Rutherford took a step and wobbled. Felix grabbed his elbow quickly to steady the man before he fell.
“Damn hands,” the duke grumbled. “Next thing you know, I will have to endure the indignity of being pushed around in those rolling contraptions.”
“I am sure it will never happen,” Felix murmured to reassure the older man, but he too could see that day coming. Everyone got old eventually. Everyone died in the end.
Rutherford thumped his canes on the floor, loosening Felix’s grip, and his lips pursed tightly together a moment. He turned slightly toward Felix. “You know, I miss my Mary on days like this. I always thought we would grow old together. She would have let me fall and then joined me on the floor, laughing about my not keeping my own feet beneath me.”
Felix shook his head.
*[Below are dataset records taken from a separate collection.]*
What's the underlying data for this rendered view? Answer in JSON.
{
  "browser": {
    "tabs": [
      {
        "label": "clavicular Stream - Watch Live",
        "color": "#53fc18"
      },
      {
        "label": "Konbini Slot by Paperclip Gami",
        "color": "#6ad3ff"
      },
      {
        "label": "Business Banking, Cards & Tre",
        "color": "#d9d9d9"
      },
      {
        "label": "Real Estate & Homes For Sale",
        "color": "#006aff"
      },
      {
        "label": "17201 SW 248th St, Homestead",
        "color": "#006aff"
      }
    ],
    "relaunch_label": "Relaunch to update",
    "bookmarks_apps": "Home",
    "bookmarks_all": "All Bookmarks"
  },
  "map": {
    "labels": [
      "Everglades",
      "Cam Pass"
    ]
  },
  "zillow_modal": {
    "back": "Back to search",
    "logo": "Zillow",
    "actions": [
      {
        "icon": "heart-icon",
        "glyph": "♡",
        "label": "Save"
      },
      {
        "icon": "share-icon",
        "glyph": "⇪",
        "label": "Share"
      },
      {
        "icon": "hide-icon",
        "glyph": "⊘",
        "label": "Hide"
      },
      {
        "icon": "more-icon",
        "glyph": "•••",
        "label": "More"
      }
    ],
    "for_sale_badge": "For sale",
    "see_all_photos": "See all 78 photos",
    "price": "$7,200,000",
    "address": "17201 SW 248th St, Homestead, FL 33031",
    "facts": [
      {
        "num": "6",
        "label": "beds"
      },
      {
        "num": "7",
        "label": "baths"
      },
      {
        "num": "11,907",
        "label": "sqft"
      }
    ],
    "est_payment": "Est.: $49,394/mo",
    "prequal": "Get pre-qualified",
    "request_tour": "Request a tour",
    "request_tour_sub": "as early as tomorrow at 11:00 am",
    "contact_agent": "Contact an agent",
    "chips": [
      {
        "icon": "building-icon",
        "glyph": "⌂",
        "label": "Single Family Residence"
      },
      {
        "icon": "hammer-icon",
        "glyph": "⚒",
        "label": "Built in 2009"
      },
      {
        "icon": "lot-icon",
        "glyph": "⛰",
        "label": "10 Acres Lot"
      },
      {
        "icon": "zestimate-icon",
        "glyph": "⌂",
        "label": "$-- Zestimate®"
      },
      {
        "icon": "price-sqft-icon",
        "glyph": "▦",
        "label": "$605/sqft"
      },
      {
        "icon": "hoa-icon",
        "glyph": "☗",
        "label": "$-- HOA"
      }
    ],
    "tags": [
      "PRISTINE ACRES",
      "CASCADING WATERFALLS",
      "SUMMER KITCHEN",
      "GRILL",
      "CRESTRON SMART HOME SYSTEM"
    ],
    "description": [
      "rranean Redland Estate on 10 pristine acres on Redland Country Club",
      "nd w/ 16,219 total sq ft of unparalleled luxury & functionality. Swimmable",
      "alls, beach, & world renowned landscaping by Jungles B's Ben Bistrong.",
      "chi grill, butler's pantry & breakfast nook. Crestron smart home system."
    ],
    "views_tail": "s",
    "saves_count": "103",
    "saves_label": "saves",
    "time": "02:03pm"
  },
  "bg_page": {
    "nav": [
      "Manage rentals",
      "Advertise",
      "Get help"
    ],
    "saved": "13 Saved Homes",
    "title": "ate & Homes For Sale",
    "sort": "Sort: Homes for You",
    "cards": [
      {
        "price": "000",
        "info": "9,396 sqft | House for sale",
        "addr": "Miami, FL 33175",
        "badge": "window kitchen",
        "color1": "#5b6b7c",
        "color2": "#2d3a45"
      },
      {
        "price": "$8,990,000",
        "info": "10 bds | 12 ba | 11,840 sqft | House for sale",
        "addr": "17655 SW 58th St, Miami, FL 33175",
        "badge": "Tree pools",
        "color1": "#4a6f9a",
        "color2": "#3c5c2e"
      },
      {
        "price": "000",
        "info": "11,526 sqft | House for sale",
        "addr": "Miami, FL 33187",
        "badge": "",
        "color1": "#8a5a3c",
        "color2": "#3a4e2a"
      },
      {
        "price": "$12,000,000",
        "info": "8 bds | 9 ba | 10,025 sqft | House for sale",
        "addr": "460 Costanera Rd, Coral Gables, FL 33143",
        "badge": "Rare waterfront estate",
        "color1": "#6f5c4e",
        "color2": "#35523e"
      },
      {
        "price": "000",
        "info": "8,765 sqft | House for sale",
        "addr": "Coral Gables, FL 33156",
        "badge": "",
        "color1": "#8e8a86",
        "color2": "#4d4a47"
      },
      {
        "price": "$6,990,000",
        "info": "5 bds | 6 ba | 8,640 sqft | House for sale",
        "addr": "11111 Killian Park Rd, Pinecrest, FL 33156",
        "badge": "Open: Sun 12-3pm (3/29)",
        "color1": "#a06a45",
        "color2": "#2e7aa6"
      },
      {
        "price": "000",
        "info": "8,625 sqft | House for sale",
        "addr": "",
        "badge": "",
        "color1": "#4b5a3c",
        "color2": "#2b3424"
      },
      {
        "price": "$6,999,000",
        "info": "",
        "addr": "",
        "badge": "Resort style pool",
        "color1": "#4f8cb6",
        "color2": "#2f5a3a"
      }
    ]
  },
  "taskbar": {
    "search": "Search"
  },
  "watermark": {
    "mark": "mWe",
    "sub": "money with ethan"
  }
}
He could imagine Sally doing exactly the same thing when they reached their dotage, but such a moment was not in his future now. “She must have been a wonderful woman.”
“She was my world. It would have been her birthday today,” the duke mused and then shuffled off toward the drawing room.
Felix hurried to catch up in case the duke teetered again.
~ * ~
The dark terrace was perfect for some serious contemplation. Unfortunately, Lady Duckworth had forced Sally’s face around so she could not be alone with her thoughts.
“You never told me he was so devilishly handsome.”
She had never wanted to mention Felix again after their engagement had ended, but the description still fit him. “He appears the same as he ever was.”